Chapter Thirty-Five
The road back to Nathaniel’s estate stretched long and quiet beneath the fading light. William walked it with a single image echoing again and again—
Violet moving toward Lily the moment she ran to his side. The simple, instinctive motion struck him harder than any words could.
She was not rude.
She was not ungracious.
But she was careful in a quiet way that told him exactly how little she trusted him.
And why should she?
He had broken every promise he had ever made her.
Words meant nothing now, not when her first instinct had been to draw Lily closer, to shield her without even thinking.
He deserved that.
He accepted that.
But he would not let it remain true.
He replayed the day in fragments as he walked.
Lily’s small hands gently cradling his much larger, injured one.
Her solemn little face as she tended him with the same careful devotion Violet must have shown her countless times—a tenderness learned by imitation rather than instruction.
And when Violet finally took over, because Lily’s little fingers could only do so much, he’d felt it—
that brief, unguarded softening in her touch…
followed by the swift, deliberate tightening of her armor the instant she sensed it.
And later, Lily had looked up at him, hopeful and earnest, as only a child could be.
“Goodbye, Mr. Ashford. Will you come again another day?”
The name had stung—Mr. Ashford, not Papa.
But the question, her wanting to see him again, soothed the wound almost as quickly as it formed.
And finally, Violet at her door—
“You know I won’t.”
She had held firm—
but not untouched.
She had not said—
Don’t come back.
Leave us alone.
I don’t want you here.
And William knew Violet.
He had known her since childhood—her quick tongue, her temper, her fierce stubbornness.
He knew that when Violet fell silent, it was never indifference.
It was restraint—her last line of defense.
Because speaking would crack something open—
her composure…
or her heart.
Which meant she was not unmoved.
Not entirely.
And that sliver, that breath of space, felt like a hope he did not deserve but would fight for with everything left in him.

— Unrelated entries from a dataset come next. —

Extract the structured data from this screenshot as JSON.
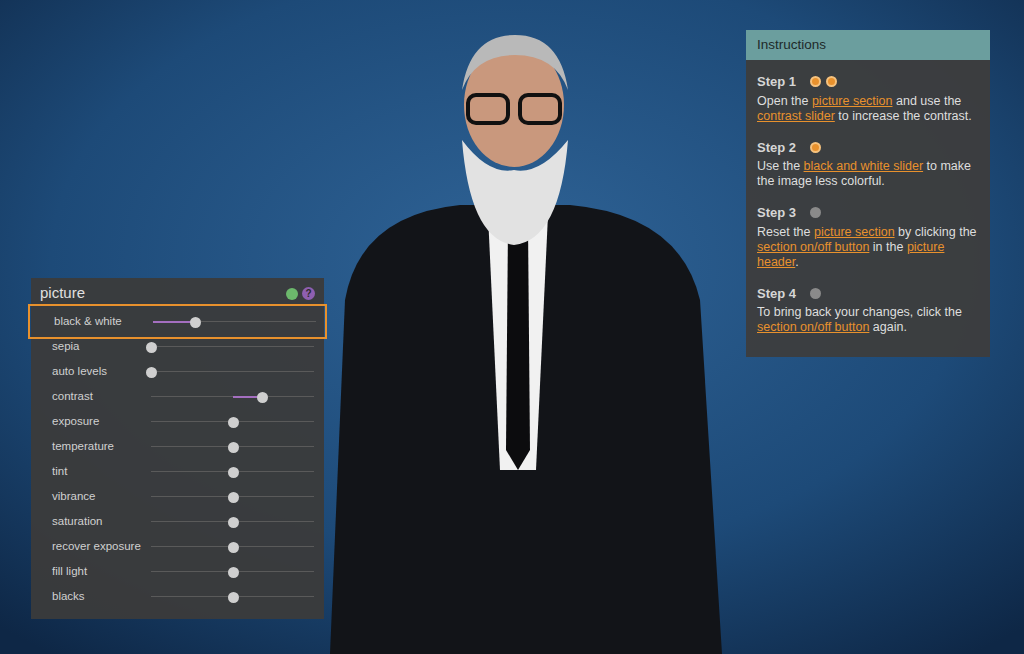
{
  "picture_panel": {
    "title": "picture",
    "enabled": true,
    "help": "?",
    "sliders": [
      {
        "label": "black & white",
        "kind": "one-sided",
        "level": 0.26,
        "highlighted": true
      },
      {
        "label": "sepia",
        "kind": "one-sided",
        "level": 0,
        "highlighted": false
      },
      {
        "label": "auto levels",
        "kind": "one-sided",
        "level": 0,
        "highlighted": false
      },
      {
        "label": "contrast",
        "kind": "centered",
        "level": 0.68,
        "highlighted": false
      },
      {
        "label": "exposure",
        "kind": "centered",
        "level": 0.5,
        "highlighted": false
      },
      {
        "label": "temperature",
        "kind": "centered",
        "level": 0.5,
        "highlighted": false
      },
      {
        "label": "tint",
        "kind": "centered",
        "level": 0.5,
        "highlighted": false
      },
      {
        "label": "vibrance",
        "kind": "centered",
        "level": 0.5,
        "highlighted": false
      },
      {
        "label": "saturation",
        "kind": "centered",
        "level": 0.5,
        "highlighted": false
      },
      {
        "label": "recover exposure",
        "kind": "centered",
        "level": 0.5,
        "highlighted": false
      },
      {
        "label": "fill light",
        "kind": "centered",
        "level": 0.5,
        "highlighted": false
      },
      {
        "label": "blacks",
        "kind": "centered",
        "level": 0.5,
        "highlighted": false
      }
    ]
  },
  "instructions": {
    "title": "Instructions",
    "steps": [
      {
        "label": "Step 1",
        "dots": [
          true,
          true
        ],
        "parts": [
          {
            "text": "Open the ",
            "link": false
          },
          {
            "text": "picture section",
            "link": true
          },
          {
            "text": " and use the ",
            "link": false
          },
          {
            "text": "contrast slider",
            "link": true
          },
          {
            "text": " to increase the contrast.",
            "link": false
          }
        ]
      },
      {
        "label": "Step 2",
        "dots": [
          true
        ],
        "parts": [
          {
            "text": "Use the ",
            "link": false
          },
          {
            "text": "black and white slider",
            "link": true
          },
          {
            "text": " to make the image less colorful.",
            "link": false
          }
        ]
      },
      {
        "label": "Step 3",
        "dots": [
          false
        ],
        "parts": [
          {
            "text": "Reset the ",
            "link": false
          },
          {
            "text": "picture section",
            "link": true
          },
          {
            "text": " by clicking the ",
            "link": false
          },
          {
            "text": "section on/off button",
            "link": true
          },
          {
            "text": " in the ",
            "link": false
          },
          {
            "text": "picture header",
            "link": true
          },
          {
            "text": ".",
            "link": false
          }
        ]
      },
      {
        "label": "Step 4",
        "dots": [
          false
        ],
        "parts": [
          {
            "text": "To bring back your changes, click the ",
            "link": false
          },
          {
            "text": "section on/off button",
            "link": true
          },
          {
            "text": " again.",
            "link": false
          }
        ]
      }
    ]
  }
}
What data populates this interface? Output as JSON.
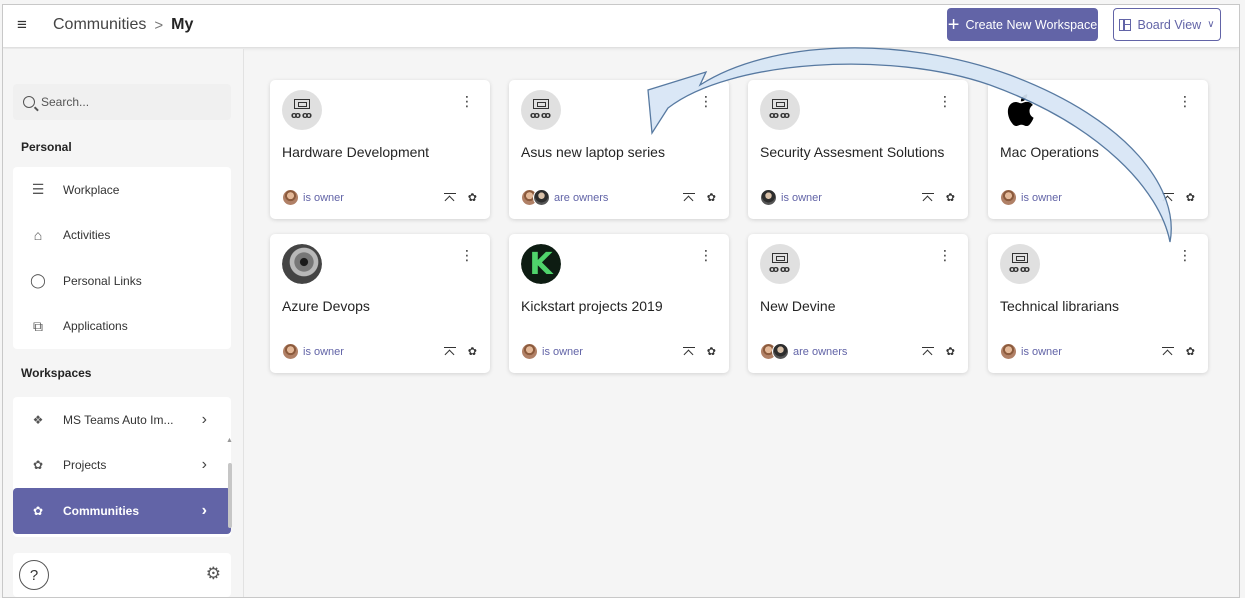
{
  "header": {
    "breadcrumb_root": "Communities",
    "breadcrumb_sep": ">",
    "breadcrumb_current": "My",
    "create_button": "Create New Workspace",
    "view_button": "Board View"
  },
  "sidebar": {
    "search_placeholder": "Search...",
    "personal_label": "Personal",
    "personal_items": [
      {
        "label": "Workplace",
        "icon": "list-icon"
      },
      {
        "label": "Activities",
        "icon": "home-icon"
      },
      {
        "label": "Personal Links",
        "icon": "person-icon"
      },
      {
        "label": "Applications",
        "icon": "copy-icon"
      }
    ],
    "workspaces_label": "Workspaces",
    "workspace_items": [
      {
        "label": "MS Teams Auto Im...",
        "icon": "teams-icon"
      },
      {
        "label": "Projects",
        "icon": "community-icon"
      },
      {
        "label": "Communities",
        "icon": "community-icon",
        "active": true
      }
    ],
    "help": "?"
  },
  "cards": [
    {
      "title": "Hardware Development",
      "owners": "is owner",
      "avatar": "team"
    },
    {
      "title": "Asus new laptop series",
      "owners": "are owners",
      "avatar": "team"
    },
    {
      "title": "Security Assesment Solutions",
      "owners": "is owner",
      "avatar": "team"
    },
    {
      "title": "Mac Operations",
      "owners": "is owner",
      "avatar": "apple"
    },
    {
      "title": "Azure Devops",
      "owners": "is owner",
      "avatar": "photo"
    },
    {
      "title": "Kickstart projects 2019",
      "owners": "is owner",
      "avatar": "k-logo"
    },
    {
      "title": "New Devine",
      "owners": "are owners",
      "avatar": "team"
    },
    {
      "title": "Technical librarians",
      "owners": "is owner",
      "avatar": "team"
    }
  ],
  "colors": {
    "accent": "#6264a7",
    "arrow_fill": "#d7e6f6",
    "arrow_stroke": "#4a6f9a"
  }
}
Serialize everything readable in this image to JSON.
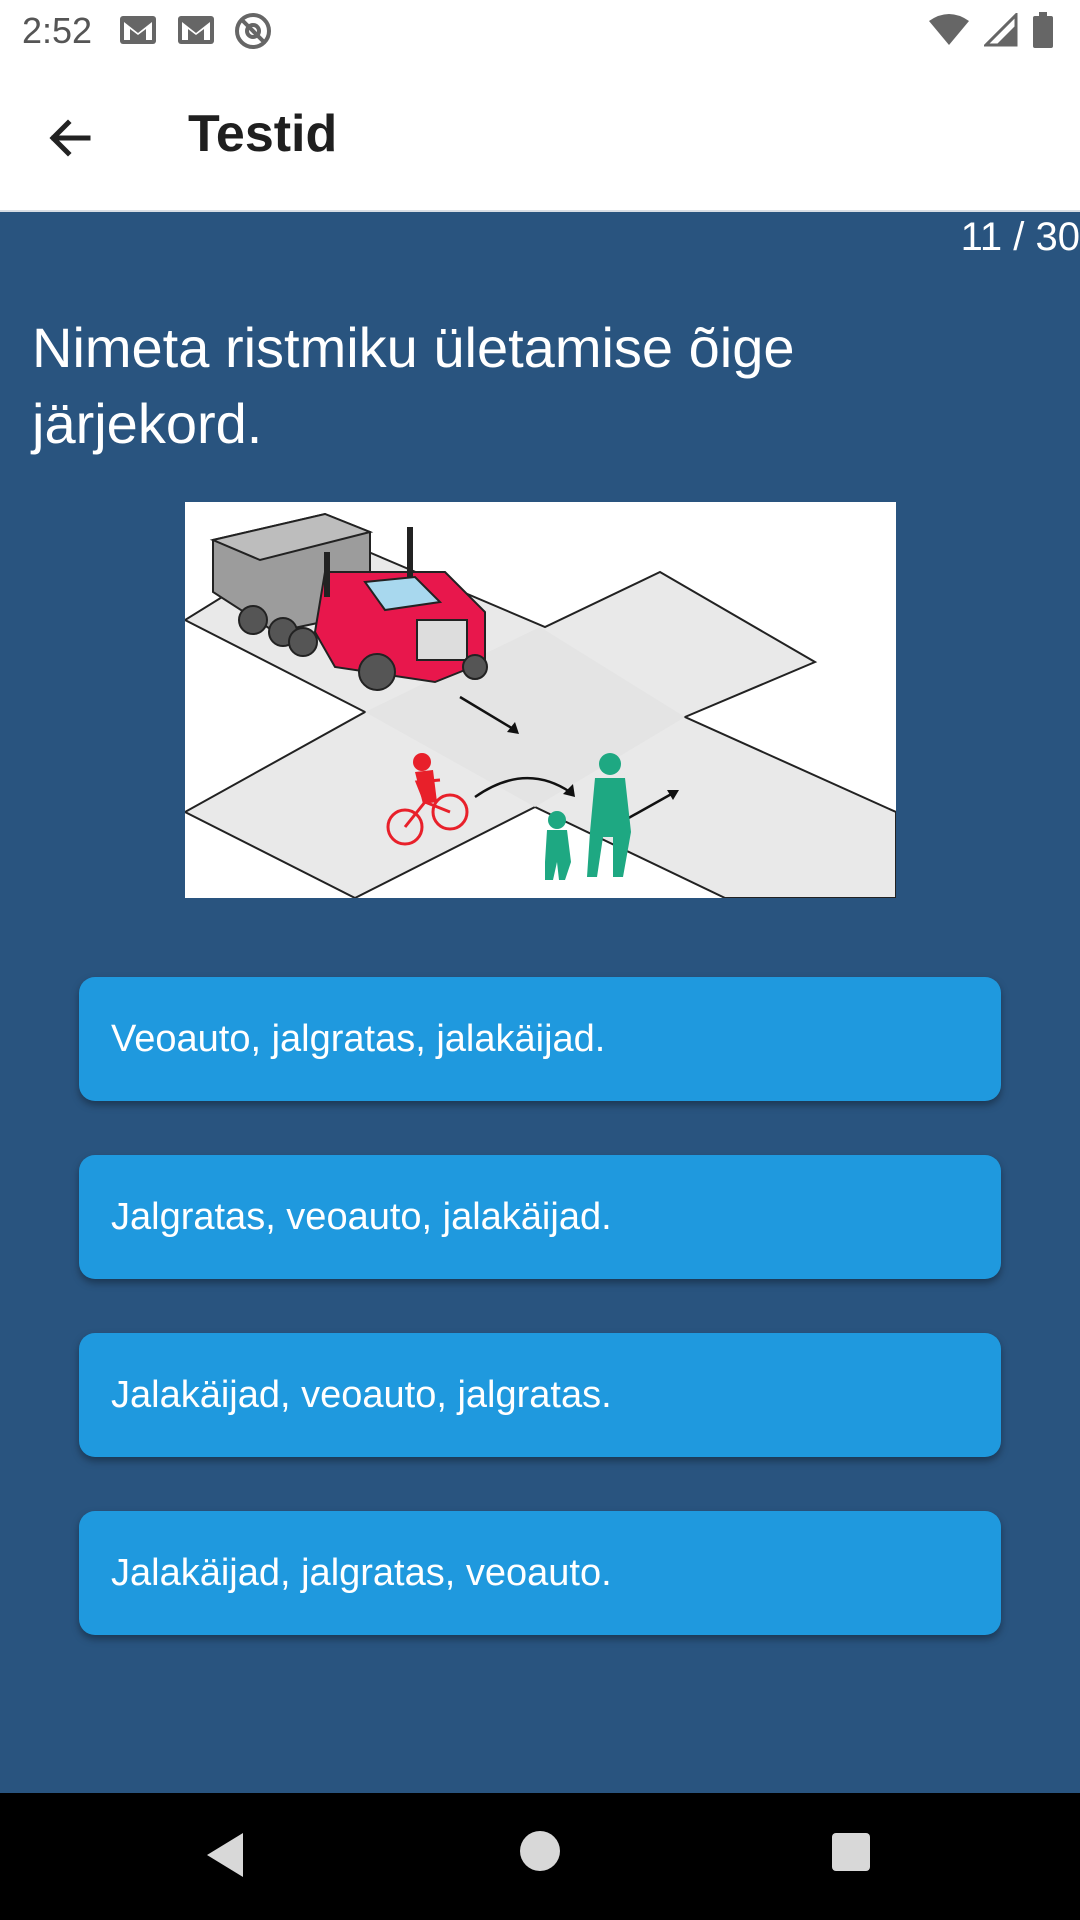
{
  "status_bar": {
    "time": "2:52",
    "left_icons": [
      "gmail-icon",
      "gmail-icon",
      "at-sign-icon"
    ],
    "right_icons": [
      "wifi-icon",
      "cell-signal-icon",
      "battery-icon"
    ]
  },
  "app_bar": {
    "title": "Testid",
    "back_icon": "arrow-left-icon"
  },
  "quiz": {
    "counter": "11 / 30",
    "question": "Nimeta ristmiku ületamise õige järjekord.",
    "answers": [
      "Veoauto, jalgratas, jalakäijad.",
      "Jalgratas, veoauto, jalakäijad.",
      "Jalakäijad, veoauto, jalgratas.",
      "Jalakäijad, jalgratas, veoauto."
    ]
  },
  "colors": {
    "background": "#29547f",
    "answer_button": "#1f99de",
    "truck": "#e8174c",
    "cyclist": "#e8202a",
    "pedestrians": "#1ea882"
  },
  "nav_bar": {
    "icons": [
      "nav-back-icon",
      "nav-home-icon",
      "nav-recents-icon"
    ]
  }
}
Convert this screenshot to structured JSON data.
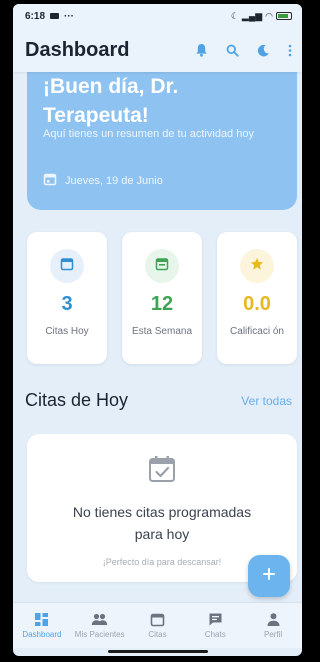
{
  "status_bar": {
    "time": "6:18",
    "indicators": "···"
  },
  "header": {
    "title": "Dashboard"
  },
  "hero": {
    "greeting": "¡Buen día, Dr. Terapeuta!",
    "subtitle": "Aquí tienes un resumen de tu actividad hoy",
    "date": "Jueves, 19 de Junio"
  },
  "stats": [
    {
      "value": "3",
      "label": "Citas Hoy",
      "color": "#2e8fd1",
      "icon_bg": "#e6f0fb",
      "icon": "calendar-icon"
    },
    {
      "value": "12",
      "label": "Esta Semana",
      "color": "#3fa356",
      "icon_bg": "#e7f5ea",
      "icon": "calendar-week-icon"
    },
    {
      "value": "0.0",
      "label": "Calificaci ón",
      "color": "#e8b81e",
      "icon_bg": "#fdf4dc",
      "icon": "star-icon"
    }
  ],
  "appointments": {
    "title": "Citas de Hoy",
    "see_all": "Ver todas",
    "empty_title": "No tienes citas programadas para hoy",
    "empty_subtitle": "¡Perfecto día para descansar!"
  },
  "nav": [
    {
      "label": "Dashboard",
      "active": true
    },
    {
      "label": "Mis Pacientes",
      "active": false
    },
    {
      "label": "Citas",
      "active": false
    },
    {
      "label": "Chats",
      "active": false
    },
    {
      "label": "Perfil",
      "active": false
    }
  ],
  "colors": {
    "accent": "#4da3e6",
    "hero": "#8ec2f1",
    "background": "#e3eef9"
  }
}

He reached the crest of the hill overlooking the village and paused, breath catching in the cool evening air.
Words wouldn’t be enough.
Labour wouldn’t be enough.
Patience wouldn’t be enough.
If Violet was ever to believe him—truly believe him—she needed more than apologies and fence posts.
She needed security.
She needed protection.
She needed proof he was willing to rebuild everything he had shattered.
And Lily—
Lily needed her birthright restored, her future safeguarded, the legitimacy she should have been granted from the moment she drew breath.
But was it possible?
Could he, after all he had done, truly give them that?
He drew a long, steady breath and resumed walking, the decision forming sharper with each step.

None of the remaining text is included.